Wolfe Research started with 10 employees covering a single research vertical and now covers a number of verticals with more than 160 employees and ambitions to expand coverage, including sectors such as  technology, media and telecoms and REITs.

“When I launched the firm there was not a lot of equity research that was fiercely independent and differentiated,” Wolfe added. “We are driven by research.”

In 2018 the firm became a top 10 research provider after hiring 13 new analyst teams and last year was ranked seventh in overall U.S. research by Institutional Investor Magazine on a weighted basis.

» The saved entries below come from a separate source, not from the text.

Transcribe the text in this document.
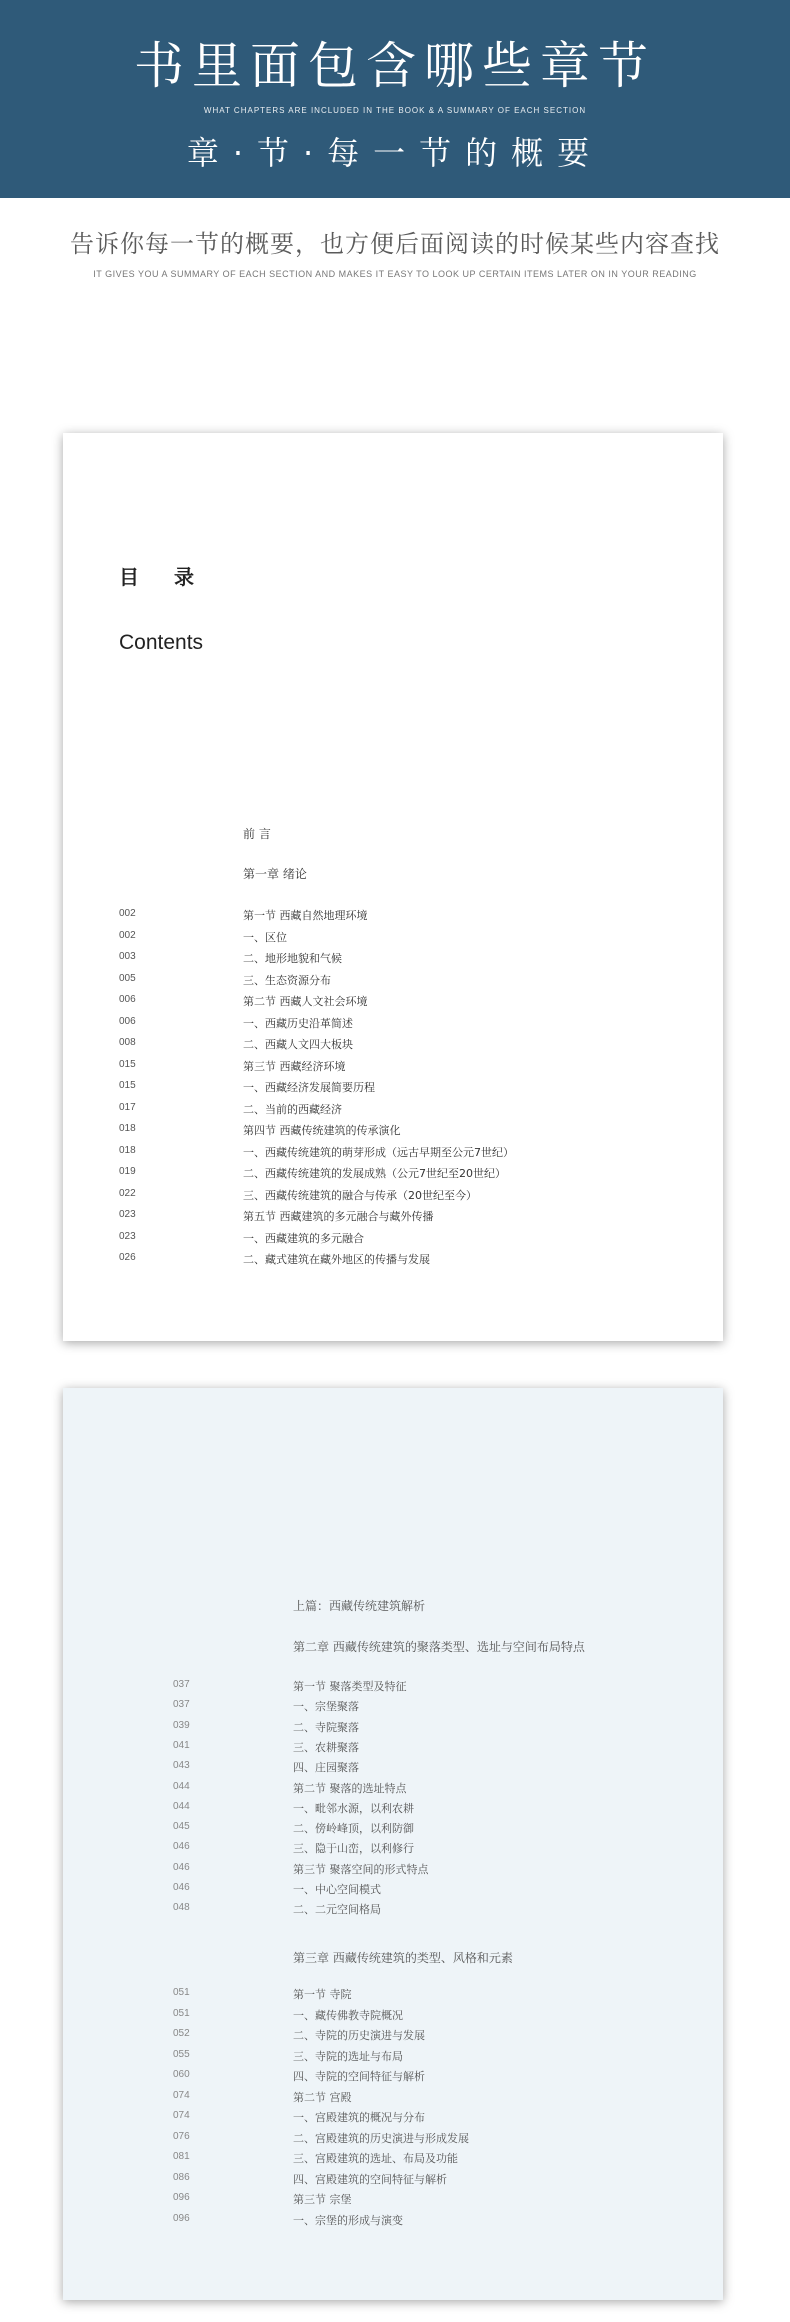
书里面包含哪些章节
WHAT CHAPTERS ARE INCLUDED IN THE BOOK & A SUMMARY OF EACH SECTION
章·节·每一节的概要
告诉你每一节的概要，也方便后面阅读的时候某些内容查找
IT GIVES YOU A SUMMARY OF EACH SECTION AND MAKES IT EASY TO LOOK UP CERTAIN ITEMS LATER ON IN YOUR READING
目 录
Contents
前 言
第一章 绪论
002	第一节 西藏自然地理环境
002	一、区位
003	二、地形地貌和气候
005	三、生态资源分布
006	第二节 西藏人文社会环境
006	一、西藏历史沿革简述
008	二、西藏人文四大板块
015	第三节 西藏经济环境
015	一、西藏经济发展简要历程
017	二、当前的西藏经济
018	第四节 西藏传统建筑的传承演化
018	一、西藏传统建筑的萌芽形成（远古早期至公元7世纪）
019	二、西藏传统建筑的发展成熟（公元7世纪至20世纪）
022	三、西藏传统建筑的融合与传承（20世纪至今）
023	第五节 西藏建筑的多元融合与藏外传播
023	一、西藏建筑的多元融合
026	二、藏式建筑在藏外地区的传播与发展
上篇：西藏传统建筑解析
第二章 西藏传统建筑的聚落类型、选址与空间布局特点
037	第一节 聚落类型及特征
037	一、宗堡聚落
039	二、寺院聚落
041	三、农耕聚落
043	四、庄园聚落
044	第二节 聚落的选址特点
044	一、毗邻水源，以利农耕
045	二、傍岭峰顶，以利防御
046	三、隐于山峦，以利修行
046	第三节 聚落空间的形式特点
046	一、中心空间模式
048	二、二元空间格局
第三章 西藏传统建筑的类型、风格和元素
051	第一节 寺院
051	一、藏传佛教寺院概况
052	二、寺院的历史演进与发展
055	三、寺院的选址与布局
060	四、寺院的空间特征与解析
074	第二节 宫殿
074	一、宫殿建筑的概况与分布
076	二、宫殿建筑的历史演进与形成发展
081	三、宫殿建筑的选址、布局及功能
086	四、宫殿建筑的空间特征与解析
096	第三节 宗堡
096	一、宗堡的形成与演变
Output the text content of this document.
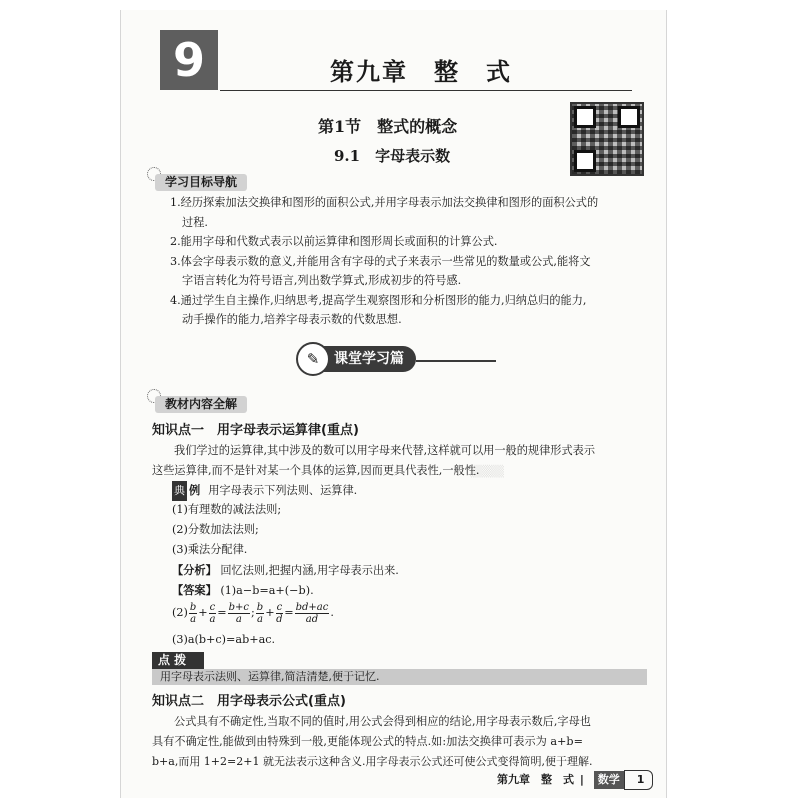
9	第九章　整　式
第1节　整式的概念
9.1　字母表示数
学习目标导航

1.经历探索加法交换律和图形的面积公式,并用字母表示加法交换律和图形的面积公式的

过程.

2.能用字母和代数式表示以前运算律和图形周长或面积的计算公式.

3.体会字母表示数的意义,并能用含有字母的式子来表示一些常见的数量或公式,能将文

字语言转化为符号语言,列出数学算式,形成初步的符号感.

4.通过学生自主操作,归纳思考,提高学生观察图形和分析图形的能力,归纳总归的能力,

动手操作的能力,培养字母表示数的代数思想.

课堂学习篇
✎
教材内容全解
知识点一　用字母表示运算律(重点)
我们学过的运算律,其中涉及的数可以用字母来代替,这样就可以用一般的规律形式表示
这些运算律,而不是针对某一个具体的运算,因而更具代表性,一般性.
▒▒▒▒
典 例 用字母表示下列法则、运算律.
(1)有理数的减法法则;
(2)分数加法法则;
(3)乘法分配律.
【分析】 回忆法则,把握内涵,用字母表示出来.
【答案】 (1)a−b=a+(−b).
$(2) \frac{b}{a} + \frac{c}{a} = \frac{b+c}{a}$ ; $\frac{b}{a} + \frac{c}{d} = \frac{bd+ac}{ad}$ .
(3)a(b+c)=ab+ac.
点 拨
用字母表示法则、运算律,简洁清楚,便于记忆.
知识点二　用字母表示公式(重点)
公式具有不确定性,当取不同的值时,用公式会得到相应的结论,用字母表示数后,字母也
具有不确定性,能做到由特殊到一般,更能体现公式的特点.如:加法交换律可表示为 a+b=
b+a,而用 1+2=2+1 就无法表示这种含义.用字母表示公式还可使公式变得简明,便于理解.
第九章　整　式 | 数学 1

The firm also currently has five analysts ranked number one in the survey according to an investor presentation.

Alternative data

There has been a growing trend of investors demanding non-traditional equity research which uses alternative data such as satellite images or credit card receipts.

“We hired the number one quant team from Deutsche Bank four years ago led by Yin Luo,” said Wolfe. “QES is the largest alternative data team on Wall Street.”

Wolfe’s QES (quant, economics & strategy) product provides a proprietary factor library, cutting edge portfolio analytic and risk management tools, and back-tested, alternative data.

“A four factor model used to take five to six weeks to develop but we can do that in an hour,” Wolfe added. “We save our clients millions of dollars by back-testing data for them.”

Luo joined Wolfe Research as a vice chairman in 2016. He had previously been global head of quantitative strategy at Deutsche Bank and ranked number one in Institutional Investor’s All-America equity research survey in quantitative research for five years.